By Steve Sailer
08/26/2022
Most people don’t grasp that if you gave DNA tests to African-Americans and only looked at the blackest self-identifying blacks, you’d wind up with more NFL running backs and fewer actuaries.
Over the last nine years, the NFL Most Valuable Player award has always gone to quarterbacks rather than to running backs, linebackers (Lawrence Taylor in 1986) or, remarkably, placekickers (Mark Moseley in 1982), because, obviously, under the rules of football, the quarterback is the most important player because he handles the ball on ever play.
Over the last five seasons, the MVP award has gone to Aaron Rodgers twice and Tom Brady once, but also to the running quarterback Lamar Jackson once and the passing quarterback Patrick Mahomes once.

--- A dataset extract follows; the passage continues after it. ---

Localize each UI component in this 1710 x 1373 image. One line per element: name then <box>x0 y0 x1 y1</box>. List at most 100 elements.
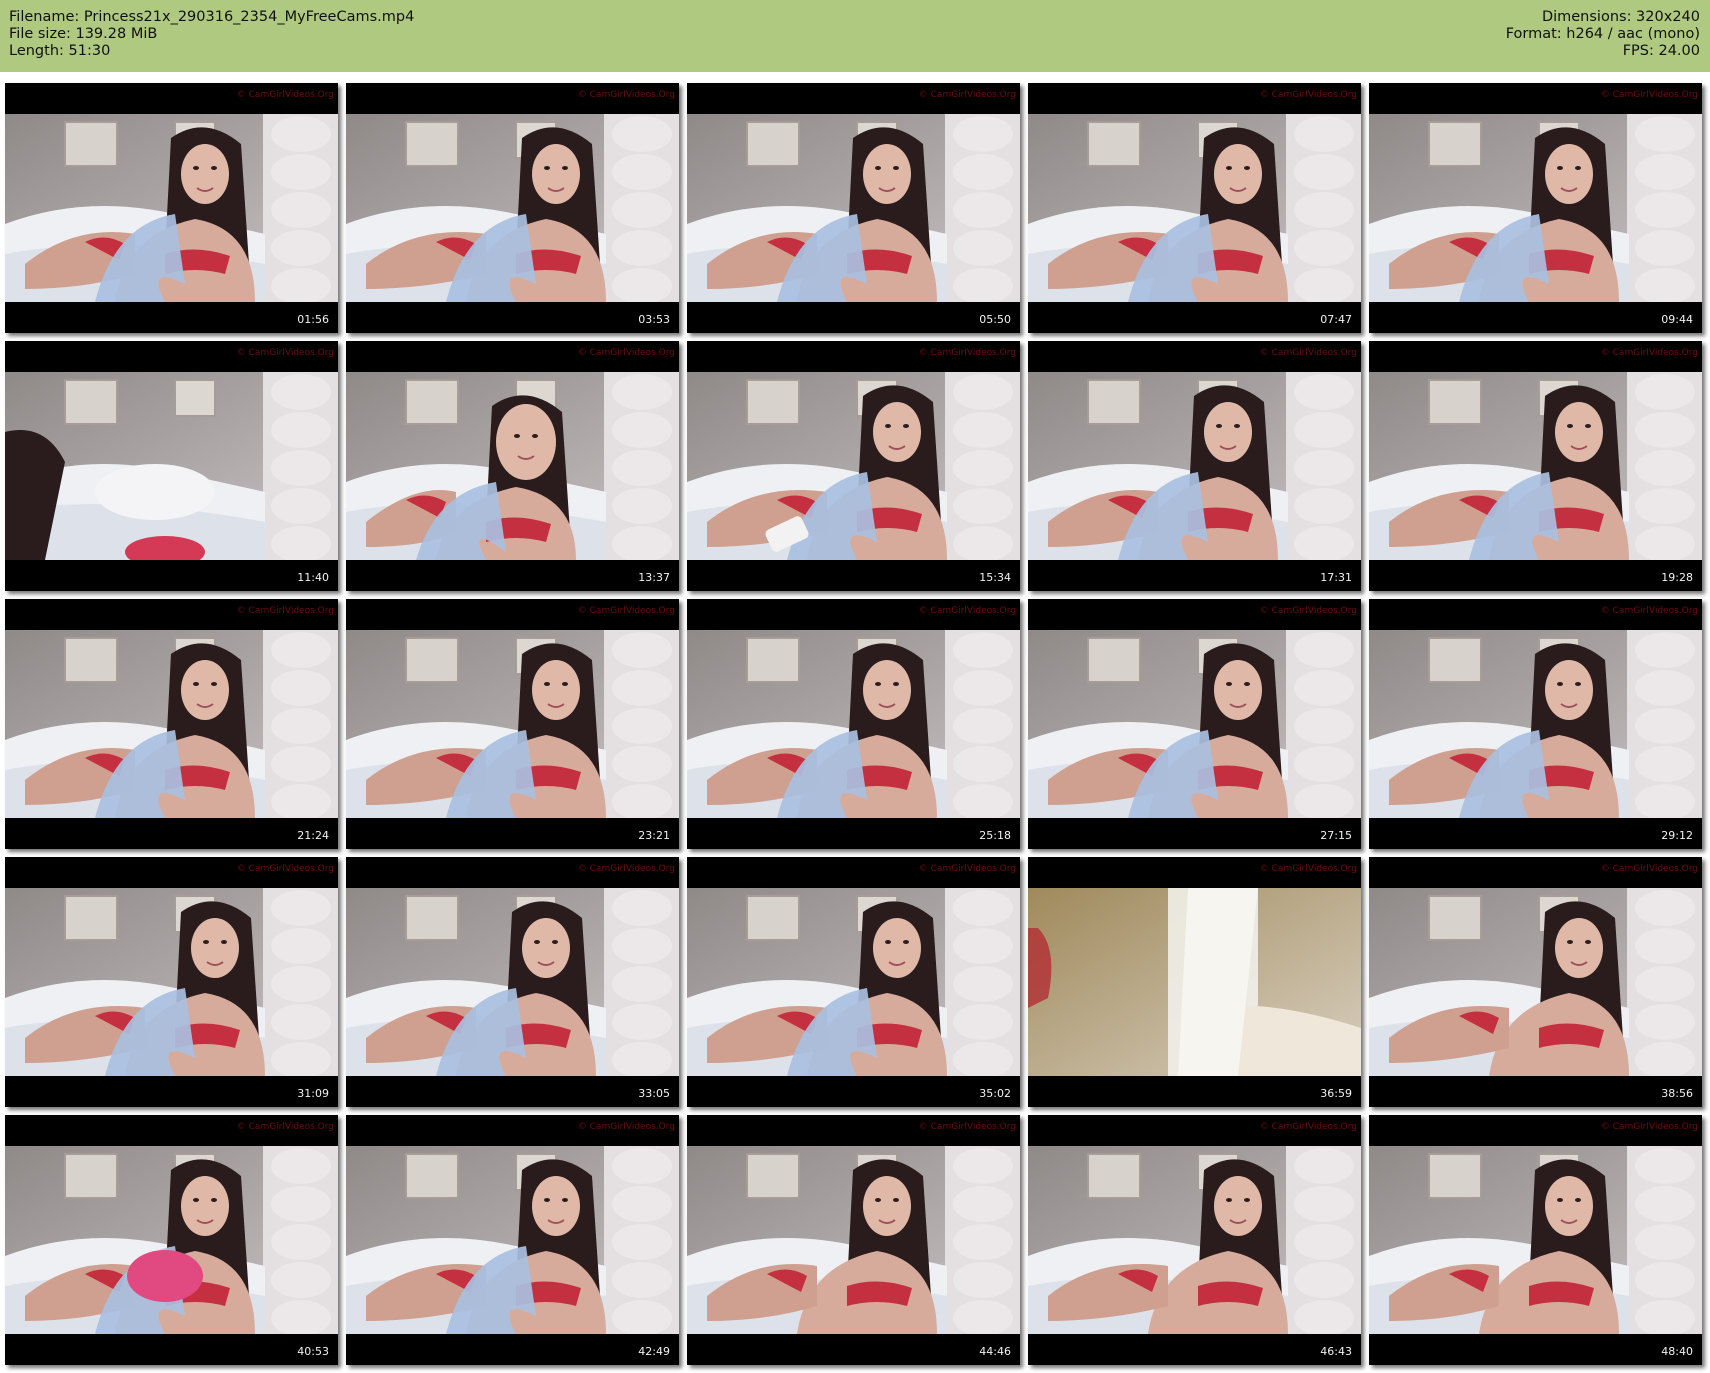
thumbnail-timestamp: 09:44 <box>1661 313 1693 326</box>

And here’s Lamar Jackson, the NFL’s best running quarterback since Michael Vick, and his mother: pic.twitter.com/o8WlPke9Kf
— Steve Sailer (@Steve_Sailer) August 26, 2022
Many Americans assume that because the Americans are allowed to self-identify racially in terms of which racial box they check that therefore the racial gaps must be smaller in reality than nominally. Instead, of course, they are larger.
Patrick Mahomes, for example, is better at the stereotypically white skill of passing while Lamar Jackson is better at the stereotypically black skill of running the football.